Five Whys and the Myth of the Single Root Cause

I've sat through dozens of Five Whys sessions over the years. The technique is simple: something goes wrong, you ask "why" five times, and you arrive at the root cause. It's taught in onboarding decks and engineering retrospectives like it's a fundamental law of incident response. For straightforward problems, it works fine.

But I've been through enough outages over the years to see where it falls apart. Two recent ones illustrate the problems well.

Both started the same way. A container in a Kubernetes deployment exceeded its memory limit and was killed by the kernel. The pod restarted, the new container hit the same limit, and crashed again. Clients were frustrated, internal stakeholders were annoyed, and SLAs were broken. In both cases, the Five Whys chain landed on the same answer: the container ran out of memory.

That's technically correct, but it's not useful.

The first outage was caused by a single user somehow sending thousands of requests per second. The request payload was growing with each one - like someone holding down a key. But the system had a debounce on keyup specifically to handle that scenario. We dug through access logs, checked client-side code, and never found a satisfying explanation for how it happened. The Five Whys session hit a wall. "Why did the container run out of memory?" Because of thousands of requests per second. "Why were there thousands of requests per second?" We don't know. There's no sixth why that gets past "we don't know."

The second outage was different. The Five Whys session actually went further - we identified several contributing factors. Hundreds of concurrent requests were each generating dozens of database queries and creating large audit records. But no single one of those factors was enough to take down the system on its own. It was the combination of all of them happening at the same time that caused the failure. Five Whys wants a chain - A caused B caused C caused D. This was more like a pile of things that are individually fine until they all happen at once.

That's the core problem with Five Whys, in my experience. It assumes failures have a single, linear causal path. Ask why enough times and you'll drill down to the one thing that went wrong. But real systems - especially distributed ones - don't fail that neatly. They fail because multiple things that are individually fine combine in ways nobody anticipated.

The technique has a few other issues I've noticed over the years.

The number five is arbitrary. Sometimes you need two whys. Sometimes you need eight. Sometimes - like our first outage - you run out of whys entirely because you can't answer the next one.

It's easy to steer. Different people asking "why" will follow different causal chains and arrive at different root causes for the same incident. The path depends on who's in the room and what they think is important, which makes it feel more like a consensus exercise than an investigation.
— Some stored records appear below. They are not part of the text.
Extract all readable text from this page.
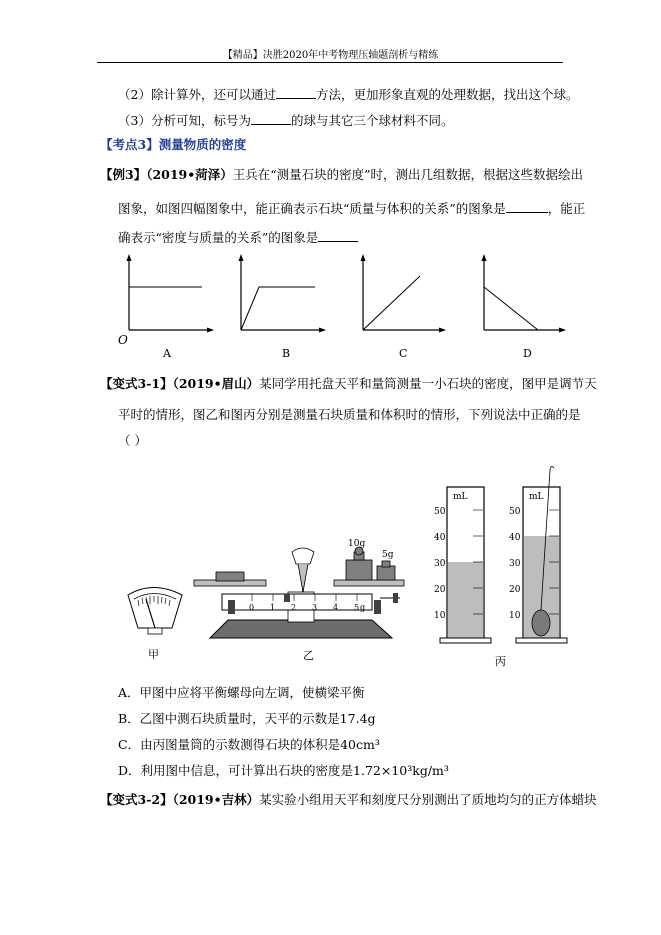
【精品】决胜2020年中考物理压轴题剖析与精练
（2）除计算外，还可以通过	方法，更加形象直观的处理数据，找出这个球。
（3）分析可知，标号为	的球与其它三个球材料不同。
【考点3】测量物质的密度
【例3】（2019•菏泽）王兵在“测量石块的密度”时，测出几组数据，根据这些数据绘出
图象，如图四幅图象中，能正确表示石块“质量与体积的关系”的图象是	，能正
确表示“密度与质量的关系”的图象是
O
A	B	C	D
【变式3-1】（2019•眉山）某同学用托盘天平和量筒测量一小石块的密度，图甲是调节天
平时的情形，图乙和图丙分别是测量石块质量和体积时的情形，下列说法中正确的是
（ ）
甲
0 1 2 3 4 5 g
10g
5g
乙
mL
50
40
30
20
10
mL
50
40
30
20
10
丙
A．甲图中应将平衡螺母向左调，使横梁平衡
B．乙图中测石块质量时，天平的示数是17.4g
C．由丙图量筒的示数测得石块的体积是40cm³
D．利用图中信息，可计算出石块的密度是1.72×10³kg/m³
【变式3-2】（2019•吉林）某实验小组用天平和刻度尺分别测出了质地均匀的正方体蜡块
It gravitates toward a single root cause. This is probably the biggest issue. When you're looking for "the" root cause, you stop when you find one that sounds plausible. There's also organizational pressure to get there quickly - management wants an answer, and Five Whys gives them one, even when the real picture is more complicated. John Allspaw's Each Necessary, But Only Jointly Sufficient digs into this well. But incidents in complex systems rarely have a single root cause. They have contributing factors - no single one is enough on its own, but combined they are.

What actually helped us after these outages wasn't asking more whys. It was looking at the problem from different angles. Access logs told us what endpoints were being hit before the crash and - just as importantly - what requests were hitting the pods as they tried to come back online and caused them to crash again. That's information the Five Whys framework doesn't naturally surface, because it's not asking "what was happening" - it's asking "why did this happen."
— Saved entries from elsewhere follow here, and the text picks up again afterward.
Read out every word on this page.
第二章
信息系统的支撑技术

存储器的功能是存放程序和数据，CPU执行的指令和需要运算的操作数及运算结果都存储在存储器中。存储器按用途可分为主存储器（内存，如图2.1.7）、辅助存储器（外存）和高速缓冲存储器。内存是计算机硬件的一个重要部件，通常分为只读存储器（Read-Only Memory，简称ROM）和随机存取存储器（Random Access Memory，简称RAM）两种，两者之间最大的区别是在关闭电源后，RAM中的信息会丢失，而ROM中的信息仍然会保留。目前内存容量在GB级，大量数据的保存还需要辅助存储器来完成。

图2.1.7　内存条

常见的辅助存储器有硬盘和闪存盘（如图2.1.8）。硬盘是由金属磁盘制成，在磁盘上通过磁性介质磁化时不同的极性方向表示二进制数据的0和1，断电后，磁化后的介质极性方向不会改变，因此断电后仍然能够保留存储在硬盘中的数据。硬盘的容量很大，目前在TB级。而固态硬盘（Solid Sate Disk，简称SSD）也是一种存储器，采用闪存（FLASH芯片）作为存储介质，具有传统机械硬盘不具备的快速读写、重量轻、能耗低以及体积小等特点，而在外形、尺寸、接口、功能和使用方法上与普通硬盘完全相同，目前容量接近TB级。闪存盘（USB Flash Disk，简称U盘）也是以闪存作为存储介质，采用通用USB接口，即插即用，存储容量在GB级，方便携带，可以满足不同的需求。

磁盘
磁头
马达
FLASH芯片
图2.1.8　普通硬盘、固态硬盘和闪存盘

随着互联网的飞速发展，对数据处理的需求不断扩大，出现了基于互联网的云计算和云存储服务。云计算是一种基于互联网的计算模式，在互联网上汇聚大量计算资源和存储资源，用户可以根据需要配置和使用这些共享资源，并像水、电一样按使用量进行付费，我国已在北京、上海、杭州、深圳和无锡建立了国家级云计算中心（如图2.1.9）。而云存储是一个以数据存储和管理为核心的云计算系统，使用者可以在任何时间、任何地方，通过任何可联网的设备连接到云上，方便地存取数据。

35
We invested in better observability and alerting so the next time a container's memory starts climbing, we'd know about it before it gets killed - not after. And we made architectural changes to address the contributing factors we'd identified - not because any one of them was the root cause, but because reducing the number of things that can go wrong simultaneously reduces the chance they'll all go wrong at once.

I'm not saying Five Whys is useless. For simple, linear problems - a deployment broke because a config value was wrong because someone copy-pasted from the wrong environment - it works fine. But for complex system failures, I'd treat it as one tool in a larger kit rather than the default. Look at what was happening, not just why. Map contributing factors instead of chasing a single chain. And if you hit a why you can't answer, that's worth paying attention to - it usually means the technique doesn't fit the problem.